The development of GIST is believed to be associated with the mutational activation of receptor tyrosine kinases, namely, KIT or PDGFRA . Up to 75% of the activating KIT mutations that usually affect the juxtamembrane domain (exon 11) induce ligand-independent phosphorylation. A small number of GISTs, especially those of the gastric cells with epithelioid morphology, show PDGFRA mutations, which are mostly observed in the tyrosine kinase domain (exon 18) [1-3].
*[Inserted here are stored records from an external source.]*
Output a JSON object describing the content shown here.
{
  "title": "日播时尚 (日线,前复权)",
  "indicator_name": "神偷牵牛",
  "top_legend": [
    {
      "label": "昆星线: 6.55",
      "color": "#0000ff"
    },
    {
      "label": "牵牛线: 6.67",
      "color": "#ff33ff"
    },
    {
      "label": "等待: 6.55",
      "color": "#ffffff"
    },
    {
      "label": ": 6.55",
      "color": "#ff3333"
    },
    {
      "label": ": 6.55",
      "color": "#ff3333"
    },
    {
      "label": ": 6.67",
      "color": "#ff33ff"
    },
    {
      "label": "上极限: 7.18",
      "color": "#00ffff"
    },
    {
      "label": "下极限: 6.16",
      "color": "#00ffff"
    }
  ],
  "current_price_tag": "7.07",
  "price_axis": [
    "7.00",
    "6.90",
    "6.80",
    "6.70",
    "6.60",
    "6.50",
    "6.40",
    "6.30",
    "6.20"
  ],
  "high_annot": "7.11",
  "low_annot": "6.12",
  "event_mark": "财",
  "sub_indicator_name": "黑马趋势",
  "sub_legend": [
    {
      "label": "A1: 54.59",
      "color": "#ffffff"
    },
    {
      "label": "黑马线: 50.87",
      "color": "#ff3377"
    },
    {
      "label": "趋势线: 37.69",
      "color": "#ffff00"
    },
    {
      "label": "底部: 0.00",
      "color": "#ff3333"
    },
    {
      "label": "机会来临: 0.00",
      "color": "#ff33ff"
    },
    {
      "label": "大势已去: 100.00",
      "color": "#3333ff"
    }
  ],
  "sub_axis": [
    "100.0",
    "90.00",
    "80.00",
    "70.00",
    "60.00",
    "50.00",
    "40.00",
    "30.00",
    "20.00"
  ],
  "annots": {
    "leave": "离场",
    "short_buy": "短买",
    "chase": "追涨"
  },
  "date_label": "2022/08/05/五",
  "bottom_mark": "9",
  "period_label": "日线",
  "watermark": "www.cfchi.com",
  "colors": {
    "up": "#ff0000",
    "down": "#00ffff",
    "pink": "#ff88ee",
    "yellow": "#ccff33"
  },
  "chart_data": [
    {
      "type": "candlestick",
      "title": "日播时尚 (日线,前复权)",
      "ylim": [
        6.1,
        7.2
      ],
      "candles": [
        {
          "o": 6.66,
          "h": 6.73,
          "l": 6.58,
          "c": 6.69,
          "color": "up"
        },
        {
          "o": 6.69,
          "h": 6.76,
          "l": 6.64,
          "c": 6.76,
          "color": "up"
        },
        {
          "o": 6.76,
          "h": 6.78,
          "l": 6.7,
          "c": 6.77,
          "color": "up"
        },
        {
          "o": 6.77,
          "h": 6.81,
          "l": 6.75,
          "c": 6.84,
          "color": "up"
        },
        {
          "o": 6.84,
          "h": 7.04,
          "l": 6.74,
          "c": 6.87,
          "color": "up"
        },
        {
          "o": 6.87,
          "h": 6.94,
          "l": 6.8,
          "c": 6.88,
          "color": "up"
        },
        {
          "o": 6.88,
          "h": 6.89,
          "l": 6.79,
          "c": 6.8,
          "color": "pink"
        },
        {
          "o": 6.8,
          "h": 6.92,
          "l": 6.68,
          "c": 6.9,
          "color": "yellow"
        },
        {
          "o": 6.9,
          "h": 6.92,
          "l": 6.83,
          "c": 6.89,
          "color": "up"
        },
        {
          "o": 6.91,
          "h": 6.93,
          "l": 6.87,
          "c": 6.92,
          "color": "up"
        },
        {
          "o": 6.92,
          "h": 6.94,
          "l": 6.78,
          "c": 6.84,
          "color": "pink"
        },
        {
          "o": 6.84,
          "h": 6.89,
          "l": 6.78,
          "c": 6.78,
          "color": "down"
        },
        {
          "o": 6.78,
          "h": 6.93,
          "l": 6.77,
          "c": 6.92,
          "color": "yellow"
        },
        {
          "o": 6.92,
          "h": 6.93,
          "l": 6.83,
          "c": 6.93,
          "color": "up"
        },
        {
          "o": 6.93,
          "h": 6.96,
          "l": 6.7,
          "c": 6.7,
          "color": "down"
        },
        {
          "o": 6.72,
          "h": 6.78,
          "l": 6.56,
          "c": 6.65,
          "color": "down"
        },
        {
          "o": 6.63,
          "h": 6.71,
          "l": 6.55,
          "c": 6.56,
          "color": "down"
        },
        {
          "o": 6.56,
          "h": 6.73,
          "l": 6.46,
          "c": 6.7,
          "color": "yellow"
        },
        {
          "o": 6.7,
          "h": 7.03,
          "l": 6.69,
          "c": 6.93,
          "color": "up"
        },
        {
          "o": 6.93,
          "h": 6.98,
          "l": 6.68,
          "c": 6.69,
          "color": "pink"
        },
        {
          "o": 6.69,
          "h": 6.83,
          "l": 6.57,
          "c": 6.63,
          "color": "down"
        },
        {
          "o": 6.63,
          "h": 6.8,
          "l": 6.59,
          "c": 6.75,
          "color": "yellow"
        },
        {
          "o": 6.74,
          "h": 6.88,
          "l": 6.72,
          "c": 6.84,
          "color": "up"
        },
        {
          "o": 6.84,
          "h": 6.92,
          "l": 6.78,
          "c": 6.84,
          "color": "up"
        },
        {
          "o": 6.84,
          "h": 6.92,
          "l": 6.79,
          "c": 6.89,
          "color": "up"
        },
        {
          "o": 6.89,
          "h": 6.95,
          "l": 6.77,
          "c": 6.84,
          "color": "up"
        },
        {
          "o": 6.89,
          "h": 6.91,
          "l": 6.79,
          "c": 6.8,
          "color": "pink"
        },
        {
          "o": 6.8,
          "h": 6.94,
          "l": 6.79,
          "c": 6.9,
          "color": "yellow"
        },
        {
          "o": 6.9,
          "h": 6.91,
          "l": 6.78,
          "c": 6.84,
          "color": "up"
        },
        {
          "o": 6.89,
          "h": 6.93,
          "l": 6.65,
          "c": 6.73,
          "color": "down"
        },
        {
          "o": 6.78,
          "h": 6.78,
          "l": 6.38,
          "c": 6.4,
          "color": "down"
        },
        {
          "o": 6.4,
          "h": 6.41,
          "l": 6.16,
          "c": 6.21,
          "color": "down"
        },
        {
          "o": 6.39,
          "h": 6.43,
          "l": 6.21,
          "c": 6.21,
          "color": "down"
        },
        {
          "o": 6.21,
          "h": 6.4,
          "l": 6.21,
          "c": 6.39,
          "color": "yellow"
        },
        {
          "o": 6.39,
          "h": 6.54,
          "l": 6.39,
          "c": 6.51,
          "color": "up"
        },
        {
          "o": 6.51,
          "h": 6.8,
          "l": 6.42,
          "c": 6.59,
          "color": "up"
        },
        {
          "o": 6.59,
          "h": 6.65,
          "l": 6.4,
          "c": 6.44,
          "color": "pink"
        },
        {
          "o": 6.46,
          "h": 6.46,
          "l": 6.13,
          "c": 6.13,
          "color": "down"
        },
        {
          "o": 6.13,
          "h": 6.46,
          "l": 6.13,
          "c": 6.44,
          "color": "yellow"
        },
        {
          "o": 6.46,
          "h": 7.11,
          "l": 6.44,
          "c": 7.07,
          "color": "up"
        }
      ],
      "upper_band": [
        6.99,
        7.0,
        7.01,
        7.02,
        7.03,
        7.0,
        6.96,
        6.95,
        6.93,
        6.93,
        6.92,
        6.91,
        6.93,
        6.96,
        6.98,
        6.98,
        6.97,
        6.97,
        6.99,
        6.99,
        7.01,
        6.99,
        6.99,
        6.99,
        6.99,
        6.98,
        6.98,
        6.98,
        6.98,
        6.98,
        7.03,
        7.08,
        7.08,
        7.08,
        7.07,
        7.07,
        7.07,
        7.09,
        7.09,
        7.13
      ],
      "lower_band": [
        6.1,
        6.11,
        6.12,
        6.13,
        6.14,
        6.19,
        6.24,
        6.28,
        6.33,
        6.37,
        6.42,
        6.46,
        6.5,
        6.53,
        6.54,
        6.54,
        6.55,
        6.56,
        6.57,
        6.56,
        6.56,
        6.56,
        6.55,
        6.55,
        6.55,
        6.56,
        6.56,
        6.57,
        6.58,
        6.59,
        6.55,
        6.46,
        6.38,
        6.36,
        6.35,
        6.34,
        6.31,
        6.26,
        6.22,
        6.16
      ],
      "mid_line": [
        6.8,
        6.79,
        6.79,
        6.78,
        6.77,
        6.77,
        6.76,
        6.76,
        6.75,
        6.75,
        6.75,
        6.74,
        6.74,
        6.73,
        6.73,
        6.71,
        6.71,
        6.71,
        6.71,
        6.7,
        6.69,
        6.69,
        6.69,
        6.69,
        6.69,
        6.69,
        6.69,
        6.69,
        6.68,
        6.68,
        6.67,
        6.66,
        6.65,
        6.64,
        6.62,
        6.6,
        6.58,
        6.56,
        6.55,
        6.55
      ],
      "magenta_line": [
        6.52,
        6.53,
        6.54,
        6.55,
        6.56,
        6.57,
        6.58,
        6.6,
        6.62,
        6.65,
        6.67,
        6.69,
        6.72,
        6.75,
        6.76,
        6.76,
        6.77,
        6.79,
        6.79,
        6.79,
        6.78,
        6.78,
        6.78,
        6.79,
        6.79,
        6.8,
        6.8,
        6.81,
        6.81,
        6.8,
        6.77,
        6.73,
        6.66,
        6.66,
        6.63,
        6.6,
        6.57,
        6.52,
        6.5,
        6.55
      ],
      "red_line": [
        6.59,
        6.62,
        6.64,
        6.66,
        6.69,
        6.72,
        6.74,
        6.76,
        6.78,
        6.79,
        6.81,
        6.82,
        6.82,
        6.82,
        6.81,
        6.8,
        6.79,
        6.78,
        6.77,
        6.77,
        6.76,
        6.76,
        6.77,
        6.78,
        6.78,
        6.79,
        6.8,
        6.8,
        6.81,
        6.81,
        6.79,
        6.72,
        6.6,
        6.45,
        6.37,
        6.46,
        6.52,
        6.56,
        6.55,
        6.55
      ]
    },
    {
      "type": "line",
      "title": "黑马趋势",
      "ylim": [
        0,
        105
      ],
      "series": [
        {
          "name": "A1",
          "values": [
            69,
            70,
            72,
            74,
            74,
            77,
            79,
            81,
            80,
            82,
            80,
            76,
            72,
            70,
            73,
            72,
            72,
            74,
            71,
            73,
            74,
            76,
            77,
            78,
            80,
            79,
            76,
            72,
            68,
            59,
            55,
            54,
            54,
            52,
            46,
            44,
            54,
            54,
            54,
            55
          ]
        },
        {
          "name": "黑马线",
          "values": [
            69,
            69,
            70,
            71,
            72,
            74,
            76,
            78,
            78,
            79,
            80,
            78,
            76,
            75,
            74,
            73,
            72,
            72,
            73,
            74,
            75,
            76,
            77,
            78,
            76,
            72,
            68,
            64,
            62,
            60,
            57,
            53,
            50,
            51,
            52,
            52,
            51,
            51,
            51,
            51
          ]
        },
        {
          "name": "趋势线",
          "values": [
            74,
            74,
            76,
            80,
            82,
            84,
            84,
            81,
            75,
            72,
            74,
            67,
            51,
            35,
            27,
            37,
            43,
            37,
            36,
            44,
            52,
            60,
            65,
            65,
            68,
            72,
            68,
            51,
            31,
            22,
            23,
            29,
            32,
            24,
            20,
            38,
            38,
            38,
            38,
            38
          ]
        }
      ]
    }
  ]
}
KIT is also an important pathogenetic factor in AML. KIT expression is significantly higher in AML blasts than in normal bone marrow cells, and one-third of the AML blasts co-express KIT and SCF, thereby suggesting autocrine and paracrine stimulation of KIT by SCF . Moreover, KIT mutation involving exon 8 was observed in 20% of the patients with inv(16); KIT mutation involving exon 17 was expressed in a patient with t(8;21).
Since KIT plays a role in both GIST and AML, these malignancies may be associated. In 1997, a case of leukemia was reported, in which the disease developed after jejunal GIST . The jejunal GIST was treated surgically, and the patient underwent chemotherapy with fluorouracil; however, a month later, the patient was diagnosed with acute promyelocytic leukemia. Leukemia was considered as the second malignancy, which developed after chemotherapy for GIST. However, in our case, GIST and AML were diagnosed synchronously. To the best of our knowledge, this is the first case report in which KIT-positive AML and GIST were synchronously observed. The results of an epidemiologic analysis indicated a nonrandom association between AML and GIST [9, 10]. Agaimy et al.  reported that lymphoma/leukemia developed in 7% of GIST patients. Miettinen et al.  examined the long-term follow-up data of 1892 GIST patients; among these, 6 patients had AML and 3 had chronic myeloid leukemia. In these patients, the leukemia developed 1.7-21 years after the GIST (median interval, 6 years). Moreover, the risk of AML was found to be significantly higher for women, as observed in our case.
The common pathogenesis of KIT activation or mutation in GIST and AML has still not been elucidated. However, the fact that KIT tyrosine kinase activation or mutation plays an important role in both GIST and AML corroborates that the 2 tumors are associated and do not develop incidentally as independent tumors. The possible causes for their association are as follows. First, the activated KIT pathway is involved in leukemogenesis in GIST patients. The hematopoietic progenitor cells are dependent on the KIT-signaling pathway. The KIT mutation in AML is structurally and functionally similar to that in GIST. For example, the KIT mutations involving exon 8 and the internal tandem duplications involving KIT exon 11 occur in both AML and GIST. Second, the circulating KIT ligand, SCF, which is detected in GIST patients, has a humoral effect on bone marrow precursors; this probably leads to myeloproliferation and ultimately to the development of leukemia.
Here, we report a case of synchronous occurrence of KIT-positive AML and GIST. These 2 tumors are considered to be nonrandomly associated rather than being double primary tumors. For appropriate treatment of these 2 malignancies, further investigations such as molecular therapeutic targeting of KIT signaling pathway and its impact on the response to tyrosine kinase inhibitors, are required.